Die Fremde wird zur Heimat

  • Kaum war der junge Maximian aus der Casa seines Vaters getreten, erfasste ihn ein Windstoß und ließ ihn erschauern. Es war wirklich verdammt kalt geworden und auch die pelzbesetzte Tunika konnte die eisige Kälte nicht komplett abhalten. Er rieb sich die Hände und vergrub sie tief in seiner Kleidung, während er sich eine Richtung aussuchte, in der seine Stadterkundung beginnen sollte. Er wählte die Richtung, aus der er gekommen war und stapfte durch den Winterwind.


    Nachdem er irgendwo abgebogen war, passierte er das öffentliche Bad, neben dem auch gleich ein riesiges Gebäude stand, das das Krankenhaus der Stadt beherbergte. Beide waren riesige Bauten, die Maximian mehr als erstaunten, denn aus seiner alten Heimat kannte er nur kleine, einfache Häuser, vor denen zudem nicht annähernd so viele Menschen herumwuselten, wie hier in Tarraco - und das trotz der bitteren Kälte.
    Seine Füße, an denen er die Kälte am meisten verspürte, trugen ihn weiter, vorbei am Stadtpark, der weißer als der Rest der Stadt war, und am Rathaus vorüber. Aus der Taverne vernahm er Stimmen, die auf irgendetwas ihre Becher erhoben, vom Bauhof her konnte er einige Rufe hören, die anordneten, irgendetwas höher zu halten und der Tempelbezirk zog langsam zu seiner Rechten vorbei, denn den wollte er sich später erst genau ansehen; Maximian hielt es mit den Göttern nicht so ernst, wie seine Mutter es gerne gesehen hätte.

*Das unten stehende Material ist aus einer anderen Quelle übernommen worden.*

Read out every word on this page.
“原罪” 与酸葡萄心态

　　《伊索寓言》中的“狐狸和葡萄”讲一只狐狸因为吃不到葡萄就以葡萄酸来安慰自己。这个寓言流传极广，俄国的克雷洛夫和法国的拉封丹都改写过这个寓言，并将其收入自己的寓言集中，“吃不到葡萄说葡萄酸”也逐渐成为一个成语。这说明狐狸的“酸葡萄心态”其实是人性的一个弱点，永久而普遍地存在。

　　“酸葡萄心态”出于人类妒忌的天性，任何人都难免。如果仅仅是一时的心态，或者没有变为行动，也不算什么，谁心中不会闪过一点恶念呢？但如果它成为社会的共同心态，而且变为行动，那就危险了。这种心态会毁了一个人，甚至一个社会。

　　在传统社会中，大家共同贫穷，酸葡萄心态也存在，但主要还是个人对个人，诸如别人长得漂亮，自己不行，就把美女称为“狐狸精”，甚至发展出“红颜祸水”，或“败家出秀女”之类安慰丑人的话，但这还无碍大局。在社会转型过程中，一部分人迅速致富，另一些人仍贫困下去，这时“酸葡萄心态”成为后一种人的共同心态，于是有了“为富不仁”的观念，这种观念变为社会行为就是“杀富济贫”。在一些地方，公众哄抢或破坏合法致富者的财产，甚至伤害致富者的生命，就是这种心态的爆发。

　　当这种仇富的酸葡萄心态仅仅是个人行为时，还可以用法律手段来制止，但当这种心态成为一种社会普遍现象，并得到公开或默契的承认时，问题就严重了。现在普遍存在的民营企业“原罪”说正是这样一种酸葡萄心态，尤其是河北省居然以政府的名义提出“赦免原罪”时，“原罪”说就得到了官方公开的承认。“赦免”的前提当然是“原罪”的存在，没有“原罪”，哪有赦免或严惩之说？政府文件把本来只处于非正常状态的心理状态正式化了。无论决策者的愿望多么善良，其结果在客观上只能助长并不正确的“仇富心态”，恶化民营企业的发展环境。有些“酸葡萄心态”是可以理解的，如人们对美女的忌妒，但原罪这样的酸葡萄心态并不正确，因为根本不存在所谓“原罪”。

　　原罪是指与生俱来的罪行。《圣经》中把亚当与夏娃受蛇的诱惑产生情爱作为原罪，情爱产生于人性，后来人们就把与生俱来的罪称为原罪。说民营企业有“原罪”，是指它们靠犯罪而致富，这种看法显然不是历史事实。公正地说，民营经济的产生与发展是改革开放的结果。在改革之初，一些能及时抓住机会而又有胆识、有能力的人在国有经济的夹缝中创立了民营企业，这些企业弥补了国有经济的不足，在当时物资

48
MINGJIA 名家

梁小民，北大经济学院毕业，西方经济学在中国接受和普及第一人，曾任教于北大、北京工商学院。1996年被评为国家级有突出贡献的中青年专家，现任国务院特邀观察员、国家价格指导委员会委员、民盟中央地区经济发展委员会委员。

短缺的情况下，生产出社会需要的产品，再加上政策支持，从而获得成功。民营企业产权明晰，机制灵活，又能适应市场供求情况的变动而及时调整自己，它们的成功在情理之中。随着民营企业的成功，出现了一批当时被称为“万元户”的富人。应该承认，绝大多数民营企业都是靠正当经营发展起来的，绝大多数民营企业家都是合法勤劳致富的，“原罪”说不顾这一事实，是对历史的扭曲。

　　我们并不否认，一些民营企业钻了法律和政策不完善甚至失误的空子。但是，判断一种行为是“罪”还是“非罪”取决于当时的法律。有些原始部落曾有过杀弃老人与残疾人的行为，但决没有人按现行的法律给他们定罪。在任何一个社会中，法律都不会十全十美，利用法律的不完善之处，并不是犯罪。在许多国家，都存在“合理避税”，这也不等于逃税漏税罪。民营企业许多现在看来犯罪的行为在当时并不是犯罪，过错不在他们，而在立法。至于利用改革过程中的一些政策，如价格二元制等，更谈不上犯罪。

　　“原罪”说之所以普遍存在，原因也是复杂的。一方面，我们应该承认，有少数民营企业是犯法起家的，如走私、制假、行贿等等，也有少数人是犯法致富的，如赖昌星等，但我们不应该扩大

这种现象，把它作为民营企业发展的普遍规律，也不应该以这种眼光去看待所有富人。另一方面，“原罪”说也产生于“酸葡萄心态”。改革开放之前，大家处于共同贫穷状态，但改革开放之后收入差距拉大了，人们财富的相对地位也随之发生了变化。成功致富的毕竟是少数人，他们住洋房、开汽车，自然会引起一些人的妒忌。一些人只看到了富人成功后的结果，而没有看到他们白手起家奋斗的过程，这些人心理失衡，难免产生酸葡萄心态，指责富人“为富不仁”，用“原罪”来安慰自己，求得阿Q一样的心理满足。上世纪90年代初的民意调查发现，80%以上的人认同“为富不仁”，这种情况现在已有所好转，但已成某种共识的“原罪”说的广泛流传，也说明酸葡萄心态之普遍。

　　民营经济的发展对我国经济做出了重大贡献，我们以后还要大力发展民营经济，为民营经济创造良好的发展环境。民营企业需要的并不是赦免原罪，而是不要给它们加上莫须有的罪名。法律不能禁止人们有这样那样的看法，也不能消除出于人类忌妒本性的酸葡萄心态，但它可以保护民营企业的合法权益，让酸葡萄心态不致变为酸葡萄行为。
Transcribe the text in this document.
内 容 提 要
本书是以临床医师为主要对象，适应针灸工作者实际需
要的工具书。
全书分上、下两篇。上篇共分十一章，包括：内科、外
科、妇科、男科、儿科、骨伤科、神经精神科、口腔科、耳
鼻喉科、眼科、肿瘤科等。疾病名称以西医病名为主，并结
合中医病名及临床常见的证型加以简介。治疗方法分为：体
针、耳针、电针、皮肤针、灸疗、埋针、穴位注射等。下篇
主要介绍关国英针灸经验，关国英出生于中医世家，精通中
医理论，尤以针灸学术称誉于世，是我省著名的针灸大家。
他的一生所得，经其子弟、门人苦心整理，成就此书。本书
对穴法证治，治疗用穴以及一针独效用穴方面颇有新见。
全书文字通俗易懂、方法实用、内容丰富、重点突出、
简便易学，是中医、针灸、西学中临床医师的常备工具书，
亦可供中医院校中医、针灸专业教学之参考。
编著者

    Über den Wochenmarkt und durch ein Wohnviertel lenkte er seine Schritte schließlich frierend aber zuverlässig zur Casa Decima zurück. Tarraco war groß, das hatte er auf seiner Erkundungstour erfahren. Nun wusste er auch, wo er was finden konnte und fühlte sich ein wenig wohler. Ein Mann, der nicht wusste, wo er sich befand, konnte sich nicht Zuhause fühlen.
    Auf der Straße, die zur Casa seiner Familie führte, erwachte die Neugier auf seinen Vater wieder. Er hatte gehofft, er würde ihn schon bald kennenlernen, doch anscheinend musste er sich noch ein wenig in Geduld üben. Mercator hatte nicht so geklungen, als würde man Meridius schon bald zurück erwarten. Er freute sich aber schon auf den Tag, wenn es so weit sein würde.
    Ob Meridius inzwischen die Nachricht über seinen Sohn erhalten hatte, die Mercator losgeschickt hatte? Diese und viele andere Fragen kamen dem Jungen, vor allem aber eine immer wieder: Wie er wohl reagiert hatte, wenn er es erfahren hatte?
    Mutter hatte ihm nicht viel verraten, weil sie sich zu sehr fürchtete. Er wusste nur, dass sein Vater eindrucksvoll war, ein guter Mann und sie schien ihm vertrauen zu können, da sie eigentlich keinen Anlass gehabt hätte, Maximian zu ihm zu schicken. Ihr Mann hielt Maximian für seinen älztesten Sprössling, ergo wurde er so auch von ihm behandelt. Allerdings war er nicht so gut betucht wie Meridius offensichtlich und vielleicht war das ein weiterer unausgesprochener Grund für ihre Entscheidung, dachte Maximian.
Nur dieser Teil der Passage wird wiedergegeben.